Lili already moving. Small hands pulling the potion. Blue liquid sloshing. Fingers shaking badly enough the glass nearly slipped.

Raska stepped over Welf. No weapon. Just her body between him and the creature, blood from her shoulder running down her arm, mixing with ash on her skin.

He tried to stand.

"Stay down. Drink first." Flat. No room for argument.

Bell and the boy closed ranks. Three bodies between the creature and the two on the ground.

Welf drank. Coughed.

Blue light bled through the worst of it but his movements stayed wrong. Slower. Uncertain. The kind of wrong potions don't reach.

He got up anyway. Greatsword in hand. Grip loose. Weight distribution off. Something in his shoulder making him favor the right side in ways that would cost him later.

The monster pulled back. Red slits swept across Welf's new stance—the compensation in his grip, the way he held weight different now—and paused there half a second longer than on anyone else.

Then moved to the next target.

It came at Raska. Full charge.

She read it.

The creature hooked the ceiling with two scythe limbs mid-charge, swung, and came at Bell instead.

"It's switch—"

Bell's voice cut off as he scrambled back. His ankle buckled. The injury from earlier finding the worst moment.

Raska intercepted. Third hit to her already-opened shoulder. Her bare hands caught some of the scythes, but the rest punched through and drove into her ribs.
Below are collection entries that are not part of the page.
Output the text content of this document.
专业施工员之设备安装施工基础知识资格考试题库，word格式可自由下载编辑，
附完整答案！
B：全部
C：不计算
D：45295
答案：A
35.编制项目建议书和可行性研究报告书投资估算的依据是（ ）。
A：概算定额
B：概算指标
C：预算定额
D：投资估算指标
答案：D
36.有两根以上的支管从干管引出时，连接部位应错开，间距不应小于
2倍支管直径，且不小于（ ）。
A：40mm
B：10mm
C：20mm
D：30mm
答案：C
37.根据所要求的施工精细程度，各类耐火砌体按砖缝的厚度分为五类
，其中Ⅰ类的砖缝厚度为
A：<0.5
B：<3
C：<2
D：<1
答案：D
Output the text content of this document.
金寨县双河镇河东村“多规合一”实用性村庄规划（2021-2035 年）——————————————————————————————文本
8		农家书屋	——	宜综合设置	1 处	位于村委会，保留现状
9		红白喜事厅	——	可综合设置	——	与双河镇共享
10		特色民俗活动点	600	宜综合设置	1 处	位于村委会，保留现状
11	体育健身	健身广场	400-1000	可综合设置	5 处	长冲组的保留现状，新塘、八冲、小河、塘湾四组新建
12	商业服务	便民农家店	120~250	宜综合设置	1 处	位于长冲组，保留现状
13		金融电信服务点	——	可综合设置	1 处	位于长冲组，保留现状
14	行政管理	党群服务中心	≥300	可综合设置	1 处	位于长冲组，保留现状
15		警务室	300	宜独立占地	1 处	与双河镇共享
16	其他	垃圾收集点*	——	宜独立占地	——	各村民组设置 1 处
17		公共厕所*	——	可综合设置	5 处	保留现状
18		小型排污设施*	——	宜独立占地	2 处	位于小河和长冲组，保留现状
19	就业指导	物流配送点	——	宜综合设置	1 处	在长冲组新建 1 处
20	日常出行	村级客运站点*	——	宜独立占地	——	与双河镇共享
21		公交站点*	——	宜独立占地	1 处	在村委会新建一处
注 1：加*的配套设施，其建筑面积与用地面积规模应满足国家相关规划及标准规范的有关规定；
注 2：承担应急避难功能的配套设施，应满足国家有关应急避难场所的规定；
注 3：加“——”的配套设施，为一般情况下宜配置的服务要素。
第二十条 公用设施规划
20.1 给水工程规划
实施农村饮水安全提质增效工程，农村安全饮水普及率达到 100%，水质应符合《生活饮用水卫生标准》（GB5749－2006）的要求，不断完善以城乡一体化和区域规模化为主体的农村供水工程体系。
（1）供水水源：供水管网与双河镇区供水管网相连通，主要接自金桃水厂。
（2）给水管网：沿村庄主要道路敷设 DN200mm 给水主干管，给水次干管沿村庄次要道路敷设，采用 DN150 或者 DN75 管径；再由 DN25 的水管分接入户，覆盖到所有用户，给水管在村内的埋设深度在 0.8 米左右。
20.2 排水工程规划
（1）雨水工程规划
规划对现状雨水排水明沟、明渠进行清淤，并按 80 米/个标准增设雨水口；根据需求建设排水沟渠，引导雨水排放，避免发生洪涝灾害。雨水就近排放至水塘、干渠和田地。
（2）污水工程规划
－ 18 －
More blood. Darker now, running down her arm and mixing with the ash and sweat on grey hair plastered to her neck.

She stayed up.

Through what, nobody watching could understand.

Another exchange came fast.

The creature charged the boy—he went low, cleaver finding the joint but his left arm trembling made the skinner's stab miss entirely. The skinner clattered to stone somewhere behind him.

Then at Bell—wall redirect, electric flame met obsidian but the angle was wrong and the burst scattered wide.

Then at Welf—his compensating stance meant the block came late, cost him another step back through ash.

The pattern kept shifting. Straight, redirect, straight, redirect. Random enough they couldn't settle on one read. Deliberate enough to punish every hesitation.

The monster pulled back after each exchange. Stopped pressing when they expected aggression. Let them breathe just long enough for calls to start conflicting.

Ash had gotten into everything now. Coating mouths. Stinging eyes. Every breath tasting of copper and gray powder.

The footing worse with each exchange. Stone fragments grinding underfoot. Every pivot uncertain.

Bell's ankle wouldn't hold anymore. Welf's sword arm hanging looser. The boy down to just the cleaver now, left hand empty and trembling.

Lili's hands shaking loading bolts. Eyes everywhere trying to track patterns that kept shifting.

Raska's breathing gone shallow. Too much blood on the ground for her to still be standing. Grey hair soaked dark with sweat and blood. Arms still raised but the trembling was getting worse. Compensating for something broken inside that wouldn't fix.

The creature charged. At the boy.

"Straight ahead!"

Raska's voice.

The boy braced.

The creature's torso twisted mid-charge. Went for Welf instead.

"Switched—"

Bell's warning overlapping Raska's call.

Welf tried to adjust. Read one thing. Got another. The greatsword caught between positions.

Took the hit anyway and stayed up through sheer will.

Then at Bell.

"It's switching again!"

Welf's yell.

"No—straight!"

Raska calling different.

Both reacting to what they'd learned from different exchanges.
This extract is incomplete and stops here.